Tags: Obey Mike Ternosky Clothing

We have been stocking Obey for a long time and absolutey love their style and products! Here is a good read on Obeys Men's Designer Mike Ternosky is one of the main guys responsible for translating Shepard Fairey's vision to OBEY. By that's just one of the many things he does.

Read full Article here - http://blog.urbanoutfitters.com/features/about_a_guy_mike_ternosky

Introduce yourself!

My name is Mike Ternosky and I am from Los Angeles, CA, originally from Avalon, NJ, in South Jersey. I went to Philadel-phia Textile, which is Philadelphia University now.

So, how did you get started with Obey Clothing? I grew up working at skate shops and surf shops. As I got older in high school I started doing the buying for some of the stores. The summer of my junior year of college, I came out to California to stay with a friend down in the San Diego area, and I started interning at a bunch of different action sports companies doing freelance work. My senior year, some guys that I knew were going to break off to start a new company and it ended up they were talking with Shepard. I knew all the guys that had been doing stuff for Space 1026 who had gone to school with Andrew Jeffery Wright, Ben Woodward, and all those guys. I used to see them at Pearl Art Supply over on South Street. I was very familiar with the stuff and when it came time to do a clothing company, I said, "Oh yeah we could totally do something around that."

What is the best thing about working with Shepard Fairey?

His work ethic. He is definitely one of the hardest working people I've ever met in my entire life. He just carries on, carries through anything. He is very, very persistent and passionate about his work. I think it's a real example that if you put hard work into something, it pays off more than good luck. Success is a product of hard work and I think he's an example of it.

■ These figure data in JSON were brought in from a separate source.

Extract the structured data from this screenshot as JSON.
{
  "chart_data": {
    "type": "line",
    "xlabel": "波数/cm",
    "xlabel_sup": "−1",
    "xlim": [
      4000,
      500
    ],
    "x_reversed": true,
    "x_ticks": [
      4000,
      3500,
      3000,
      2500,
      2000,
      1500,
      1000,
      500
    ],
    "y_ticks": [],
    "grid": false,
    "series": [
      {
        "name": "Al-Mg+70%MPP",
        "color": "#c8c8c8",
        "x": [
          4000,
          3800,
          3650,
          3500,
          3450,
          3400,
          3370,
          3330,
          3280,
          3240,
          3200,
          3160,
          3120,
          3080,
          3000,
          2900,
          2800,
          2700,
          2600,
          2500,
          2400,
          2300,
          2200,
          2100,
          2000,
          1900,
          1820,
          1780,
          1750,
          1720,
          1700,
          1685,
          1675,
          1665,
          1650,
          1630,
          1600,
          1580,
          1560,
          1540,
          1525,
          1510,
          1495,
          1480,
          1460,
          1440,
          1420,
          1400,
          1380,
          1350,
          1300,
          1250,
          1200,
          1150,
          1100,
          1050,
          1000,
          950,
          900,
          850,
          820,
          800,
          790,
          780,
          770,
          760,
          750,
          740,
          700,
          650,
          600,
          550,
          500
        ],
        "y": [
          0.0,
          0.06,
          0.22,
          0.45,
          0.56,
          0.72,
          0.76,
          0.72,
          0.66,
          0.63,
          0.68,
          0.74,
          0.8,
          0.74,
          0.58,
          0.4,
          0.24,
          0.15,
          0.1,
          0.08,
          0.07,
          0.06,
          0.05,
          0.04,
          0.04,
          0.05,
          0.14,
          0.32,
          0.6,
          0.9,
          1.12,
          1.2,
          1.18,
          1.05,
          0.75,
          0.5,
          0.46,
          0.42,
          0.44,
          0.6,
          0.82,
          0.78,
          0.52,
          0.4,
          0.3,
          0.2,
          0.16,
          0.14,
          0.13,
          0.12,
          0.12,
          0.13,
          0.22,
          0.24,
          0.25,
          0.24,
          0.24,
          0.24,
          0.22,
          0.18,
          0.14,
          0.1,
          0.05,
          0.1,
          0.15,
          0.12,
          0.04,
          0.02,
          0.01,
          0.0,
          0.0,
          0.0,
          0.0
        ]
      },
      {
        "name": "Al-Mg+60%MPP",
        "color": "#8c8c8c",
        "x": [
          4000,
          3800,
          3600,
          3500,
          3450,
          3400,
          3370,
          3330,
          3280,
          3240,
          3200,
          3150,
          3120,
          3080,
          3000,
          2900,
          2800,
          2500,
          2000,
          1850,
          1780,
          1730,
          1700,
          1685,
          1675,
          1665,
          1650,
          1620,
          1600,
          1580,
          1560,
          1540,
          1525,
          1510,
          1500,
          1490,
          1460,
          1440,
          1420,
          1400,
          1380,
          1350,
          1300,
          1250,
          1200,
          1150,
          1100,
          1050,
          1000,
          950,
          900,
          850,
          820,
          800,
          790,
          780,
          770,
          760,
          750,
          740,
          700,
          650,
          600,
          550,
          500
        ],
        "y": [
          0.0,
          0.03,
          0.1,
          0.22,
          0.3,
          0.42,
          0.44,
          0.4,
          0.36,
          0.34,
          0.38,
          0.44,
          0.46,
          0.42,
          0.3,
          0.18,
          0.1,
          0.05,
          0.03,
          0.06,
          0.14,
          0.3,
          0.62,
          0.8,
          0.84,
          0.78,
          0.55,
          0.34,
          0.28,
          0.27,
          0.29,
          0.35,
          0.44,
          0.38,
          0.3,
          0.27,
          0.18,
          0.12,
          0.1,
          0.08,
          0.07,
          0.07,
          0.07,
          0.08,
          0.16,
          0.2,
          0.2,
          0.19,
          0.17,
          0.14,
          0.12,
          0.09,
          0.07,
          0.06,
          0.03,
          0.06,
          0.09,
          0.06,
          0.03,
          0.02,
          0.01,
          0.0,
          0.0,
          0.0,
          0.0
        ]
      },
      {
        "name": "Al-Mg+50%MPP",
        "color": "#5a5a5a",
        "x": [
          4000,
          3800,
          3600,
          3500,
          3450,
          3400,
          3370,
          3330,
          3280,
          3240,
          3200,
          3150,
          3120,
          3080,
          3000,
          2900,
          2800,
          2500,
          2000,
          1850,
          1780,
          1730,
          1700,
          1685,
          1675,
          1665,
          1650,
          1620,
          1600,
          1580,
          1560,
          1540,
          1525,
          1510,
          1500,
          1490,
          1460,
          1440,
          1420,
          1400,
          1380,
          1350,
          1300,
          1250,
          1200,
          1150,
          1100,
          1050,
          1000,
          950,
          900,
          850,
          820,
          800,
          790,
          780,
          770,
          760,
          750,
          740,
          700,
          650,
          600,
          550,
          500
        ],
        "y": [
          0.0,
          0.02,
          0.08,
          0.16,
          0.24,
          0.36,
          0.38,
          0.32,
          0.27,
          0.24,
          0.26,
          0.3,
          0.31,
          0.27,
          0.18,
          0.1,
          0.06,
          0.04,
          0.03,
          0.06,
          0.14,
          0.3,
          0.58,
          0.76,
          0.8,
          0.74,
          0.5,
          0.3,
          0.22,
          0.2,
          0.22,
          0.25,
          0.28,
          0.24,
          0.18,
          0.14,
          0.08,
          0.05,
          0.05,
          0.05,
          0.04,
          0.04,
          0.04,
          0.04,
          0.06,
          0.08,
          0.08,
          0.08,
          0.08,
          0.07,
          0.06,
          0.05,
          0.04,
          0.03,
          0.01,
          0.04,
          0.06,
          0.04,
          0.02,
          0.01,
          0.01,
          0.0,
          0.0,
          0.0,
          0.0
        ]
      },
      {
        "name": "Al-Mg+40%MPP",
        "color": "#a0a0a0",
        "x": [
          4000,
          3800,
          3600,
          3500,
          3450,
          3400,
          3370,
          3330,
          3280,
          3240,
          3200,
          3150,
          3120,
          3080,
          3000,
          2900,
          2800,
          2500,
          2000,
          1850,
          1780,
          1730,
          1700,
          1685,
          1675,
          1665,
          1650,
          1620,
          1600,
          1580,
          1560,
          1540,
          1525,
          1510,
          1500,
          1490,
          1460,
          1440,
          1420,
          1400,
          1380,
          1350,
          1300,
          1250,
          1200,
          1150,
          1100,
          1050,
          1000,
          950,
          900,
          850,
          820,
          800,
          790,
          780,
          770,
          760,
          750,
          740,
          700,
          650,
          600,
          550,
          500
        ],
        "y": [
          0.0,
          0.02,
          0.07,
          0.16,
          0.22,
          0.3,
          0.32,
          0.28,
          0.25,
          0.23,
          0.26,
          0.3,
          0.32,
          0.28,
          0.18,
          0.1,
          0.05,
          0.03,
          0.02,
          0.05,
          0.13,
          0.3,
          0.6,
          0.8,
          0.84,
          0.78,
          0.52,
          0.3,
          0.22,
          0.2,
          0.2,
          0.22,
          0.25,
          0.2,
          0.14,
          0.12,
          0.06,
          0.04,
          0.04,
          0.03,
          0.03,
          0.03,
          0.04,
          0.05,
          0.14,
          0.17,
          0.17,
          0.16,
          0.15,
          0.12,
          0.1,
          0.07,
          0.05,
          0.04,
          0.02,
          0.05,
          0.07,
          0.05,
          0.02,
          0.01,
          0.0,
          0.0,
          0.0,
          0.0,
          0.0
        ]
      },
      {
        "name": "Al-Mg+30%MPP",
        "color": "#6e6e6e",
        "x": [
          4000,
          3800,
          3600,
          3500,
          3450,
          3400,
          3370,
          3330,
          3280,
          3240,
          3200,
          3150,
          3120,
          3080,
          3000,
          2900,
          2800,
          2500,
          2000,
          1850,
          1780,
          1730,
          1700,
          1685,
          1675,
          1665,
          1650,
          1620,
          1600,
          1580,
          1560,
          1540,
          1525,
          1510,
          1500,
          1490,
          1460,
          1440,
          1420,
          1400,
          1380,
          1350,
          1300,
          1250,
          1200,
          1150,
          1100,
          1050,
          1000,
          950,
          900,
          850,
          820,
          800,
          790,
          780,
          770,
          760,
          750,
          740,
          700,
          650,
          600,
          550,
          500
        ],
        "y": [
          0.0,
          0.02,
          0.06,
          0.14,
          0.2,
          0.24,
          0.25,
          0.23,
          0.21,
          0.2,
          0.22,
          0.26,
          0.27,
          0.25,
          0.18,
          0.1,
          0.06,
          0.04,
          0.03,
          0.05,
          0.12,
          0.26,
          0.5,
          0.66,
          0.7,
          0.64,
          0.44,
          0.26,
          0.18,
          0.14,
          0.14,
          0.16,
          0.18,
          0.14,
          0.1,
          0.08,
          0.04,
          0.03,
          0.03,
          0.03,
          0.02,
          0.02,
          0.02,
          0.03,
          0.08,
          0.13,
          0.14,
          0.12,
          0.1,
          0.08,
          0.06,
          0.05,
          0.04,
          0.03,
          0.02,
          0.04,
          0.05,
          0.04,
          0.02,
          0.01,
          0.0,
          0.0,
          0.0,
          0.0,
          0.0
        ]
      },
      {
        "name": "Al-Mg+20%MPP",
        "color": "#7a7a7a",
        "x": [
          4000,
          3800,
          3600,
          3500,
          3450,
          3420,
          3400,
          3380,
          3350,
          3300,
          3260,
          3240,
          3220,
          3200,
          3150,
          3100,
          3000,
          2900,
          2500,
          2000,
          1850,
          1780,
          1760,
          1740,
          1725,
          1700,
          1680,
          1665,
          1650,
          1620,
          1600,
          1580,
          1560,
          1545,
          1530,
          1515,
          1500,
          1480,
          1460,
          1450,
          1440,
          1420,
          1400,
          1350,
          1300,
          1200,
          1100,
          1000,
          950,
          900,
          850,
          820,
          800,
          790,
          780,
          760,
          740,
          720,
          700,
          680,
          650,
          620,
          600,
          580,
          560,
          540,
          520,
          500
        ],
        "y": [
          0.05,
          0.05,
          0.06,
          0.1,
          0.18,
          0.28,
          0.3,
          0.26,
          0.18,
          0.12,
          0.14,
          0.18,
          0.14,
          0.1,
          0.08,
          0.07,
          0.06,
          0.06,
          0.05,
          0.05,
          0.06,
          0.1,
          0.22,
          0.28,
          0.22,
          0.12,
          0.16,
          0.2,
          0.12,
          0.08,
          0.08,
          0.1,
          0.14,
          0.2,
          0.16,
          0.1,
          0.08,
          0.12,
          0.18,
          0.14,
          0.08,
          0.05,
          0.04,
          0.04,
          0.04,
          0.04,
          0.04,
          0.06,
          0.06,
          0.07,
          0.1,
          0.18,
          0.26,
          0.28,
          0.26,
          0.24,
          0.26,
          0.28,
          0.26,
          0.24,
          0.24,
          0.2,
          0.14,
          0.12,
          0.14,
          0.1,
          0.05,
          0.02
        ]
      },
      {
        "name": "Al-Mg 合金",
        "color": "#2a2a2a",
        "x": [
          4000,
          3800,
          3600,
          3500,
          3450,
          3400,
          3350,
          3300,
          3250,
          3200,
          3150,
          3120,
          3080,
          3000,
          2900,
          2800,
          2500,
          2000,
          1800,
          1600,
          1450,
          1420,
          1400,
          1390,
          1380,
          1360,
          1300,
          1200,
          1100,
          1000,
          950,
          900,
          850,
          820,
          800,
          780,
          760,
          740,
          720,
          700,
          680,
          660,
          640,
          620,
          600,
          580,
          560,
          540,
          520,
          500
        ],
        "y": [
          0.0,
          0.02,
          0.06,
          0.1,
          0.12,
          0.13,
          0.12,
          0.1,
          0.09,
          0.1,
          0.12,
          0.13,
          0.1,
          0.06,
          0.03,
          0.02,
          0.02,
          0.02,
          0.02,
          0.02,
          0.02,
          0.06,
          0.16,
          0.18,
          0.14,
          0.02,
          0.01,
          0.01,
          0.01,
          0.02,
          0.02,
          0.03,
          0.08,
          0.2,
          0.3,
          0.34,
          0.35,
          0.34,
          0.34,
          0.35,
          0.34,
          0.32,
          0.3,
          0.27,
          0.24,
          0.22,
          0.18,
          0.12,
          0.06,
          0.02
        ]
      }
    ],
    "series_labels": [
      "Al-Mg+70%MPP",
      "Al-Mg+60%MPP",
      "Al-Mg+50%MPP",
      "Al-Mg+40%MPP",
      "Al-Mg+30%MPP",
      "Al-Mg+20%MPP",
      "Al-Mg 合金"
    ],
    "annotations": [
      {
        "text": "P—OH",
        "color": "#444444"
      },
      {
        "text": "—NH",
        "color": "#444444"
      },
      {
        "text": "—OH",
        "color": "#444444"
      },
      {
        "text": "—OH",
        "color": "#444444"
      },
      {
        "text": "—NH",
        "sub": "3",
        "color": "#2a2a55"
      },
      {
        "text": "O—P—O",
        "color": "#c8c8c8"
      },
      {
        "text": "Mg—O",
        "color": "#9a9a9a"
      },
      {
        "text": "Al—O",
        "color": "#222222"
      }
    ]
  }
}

Do you guys ever disagree about stuff?

Oh absolutely. Absolutely. It's funny, we're in the clothing business so there's certain trends and you kind of analyze stuff. Do we want to address this trend or do we not want to address it? I vividly remember a few years ago when we started doing some tank tops he was like, "Tank tops? Oh god, that reminds me of Myrtle Beach." I said, "Shep, you've got to think about us growing up, like old school influences, like Christian Hosoi, and all those guys. '80s vert skating, people were wearing tank tops so let's approach it from that angle."

How would you describe the Obey lifestyle?

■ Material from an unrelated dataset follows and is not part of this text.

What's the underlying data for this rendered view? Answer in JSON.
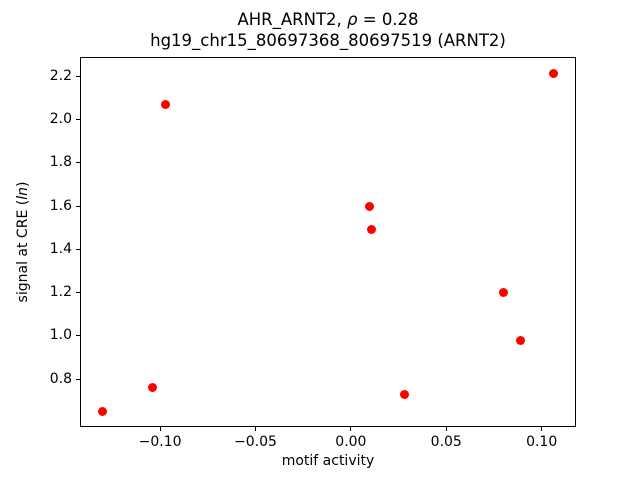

I think this day and age, everybody wants to put something in a box: we're a streetwear brand, we're a high-end fashion brand, we're a surf brand, or a skate brand or whatever it is. The way I think Shep looked at it, and I did also, was we're really a product of all our influences, a lot of those being our friends, or the music we're listening to and stuff like that. So I think as a brand we represent so many different people. I grew up listening to hardcore music and hip-hop and all those things, now I like old-school country. Your tastes grow and evolve, and I think what we've done with Obey is take our early childhood influences, what we were influenced by in high school, and what we were influenced by during the college years, and refresh those ideas and bring it to a new audience.

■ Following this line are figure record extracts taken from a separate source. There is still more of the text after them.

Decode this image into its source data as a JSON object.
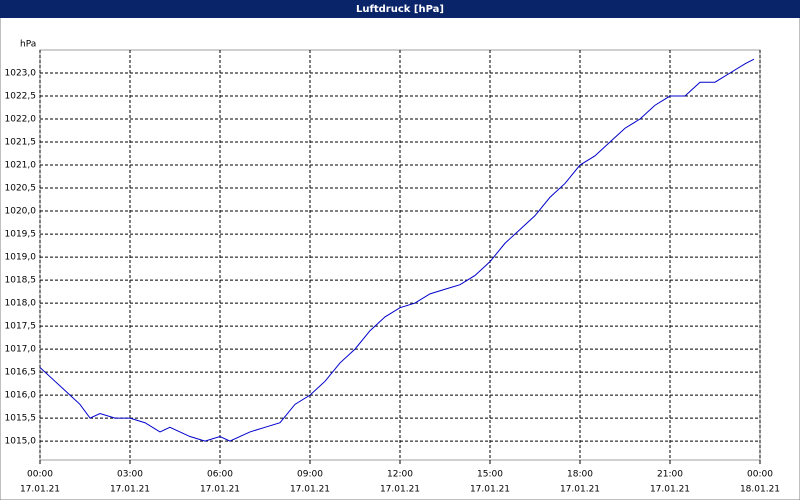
{
  "chart_data": {
    "type": "line",
    "title": "Luftdruck [hPa]",
    "y_unit": "hPa",
    "x": [
      0,
      0.5,
      1,
      1.33,
      1.67,
      2,
      2.5,
      3,
      3.5,
      4,
      4.33,
      5,
      5.5,
      6,
      6.33,
      7,
      7.5,
      8,
      8.5,
      9,
      9.5,
      10,
      10.5,
      11,
      11.5,
      12,
      12.5,
      13,
      13.5,
      14,
      14.5,
      15,
      15.5,
      16,
      16.5,
      17,
      17.5,
      18,
      18.5,
      19,
      19.5,
      20,
      20.5,
      21,
      21.5,
      22,
      22.5,
      23,
      23.5,
      23.8
    ],
    "series": [
      {
        "name": "Luftdruck",
        "color": "#0000cc",
        "values": [
          1016.6,
          1016.3,
          1016.0,
          1015.8,
          1015.5,
          1015.6,
          1015.5,
          1015.5,
          1015.4,
          1015.2,
          1015.3,
          1015.1,
          1015.0,
          1015.1,
          1015.0,
          1015.2,
          1015.3,
          1015.4,
          1015.8,
          1016.0,
          1016.3,
          1016.7,
          1017.0,
          1017.4,
          1017.7,
          1017.9,
          1018.0,
          1018.2,
          1018.3,
          1018.4,
          1018.6,
          1018.9,
          1019.3,
          1019.6,
          1019.9,
          1020.3,
          1020.6,
          1021.0,
          1021.2,
          1021.5,
          1021.8,
          1022.0,
          1022.3,
          1022.5,
          1022.5,
          1022.8,
          1022.8,
          1023.0,
          1023.2,
          1023.3
        ]
      }
    ],
    "xlim": [
      0,
      24
    ],
    "xticks": [
      {
        "value": 0,
        "label": "00:00",
        "date": "17.01.21"
      },
      {
        "value": 3,
        "label": "03:00",
        "date": "17.01.21"
      },
      {
        "value": 6,
        "label": "06:00",
        "date": "17.01.21"
      },
      {
        "value": 9,
        "label": "09:00",
        "date": "17.01.21"
      },
      {
        "value": 12,
        "label": "12:00",
        "date": "17.01.21"
      },
      {
        "value": 15,
        "label": "15:00",
        "date": "17.01.21"
      },
      {
        "value": 18,
        "label": "18:00",
        "date": "17.01.21"
      },
      {
        "value": 21,
        "label": "21:00",
        "date": "17.01.21"
      },
      {
        "value": 24,
        "label": "00:00",
        "date": "18.01.21"
      }
    ],
    "ylim": [
      1014.59,
      1023.5
    ],
    "yticks": [
      {
        "value": 1015,
        "label": "1015,0"
      },
      {
        "value": 1015.5,
        "label": "1015,5"
      },
      {
        "value": 1016,
        "label": "1016,0"
      },
      {
        "value": 1016.5,
        "label": "1016,5"
      },
      {
        "value": 1017,
        "label": "1017,0"
      },
      {
        "value": 1017.5,
        "label": "1017,5"
      },
      {
        "value": 1018,
        "label": "1018,0"
      },
      {
        "value": 1018.5,
        "label": "1018,5"
      },
      {
        "value": 1019,
        "label": "1019,0"
      },
      {
        "value": 1019.5,
        "label": "1019,5"
      },
      {
        "value": 1020,
        "label": "1020,0"
      },
      {
        "value": 1020.5,
        "label": "1020,5"
      },
      {
        "value": 1021,
        "label": "1021,0"
      },
      {
        "value": 1021.5,
        "label": "1021,5"
      },
      {
        "value": 1022,
        "label": "1022,0"
      },
      {
        "value": 1022.5,
        "label": "1022,5"
      },
      {
        "value": 1023,
        "label": "1023,0"
      }
    ],
    "grid": true
  }
}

Where do you draw inspiration from when you're designing?

A combination of past life experiences—childhood memories, nostalgia from the things I grew up doing, skateboarding, and music. These days definitely whatever music I'm listening to. We just got back from Copenhagen and Stockholm and that was a big influence. And then, just being out and about. Going out to shows or DJ events or a bar or restaurant with friends. I'm big on designing from a feeling and sometimes at restaurants or a bar or a venue you get a certain feeling from it and you can really translate that into clothing.

Any closing thoughts?

To anybody that wants to get into the clothing business, I think in this day and age there are so many opportunities like with the computer, screen printing, and stenciling. If you're not happy with the product that's out there, instead of complaining about it on the Internet, more then ever you have the tools and ability to make your own stuff. You can do things on a small scale and be able to change stuff. Instead of being more vocal about things, be more active.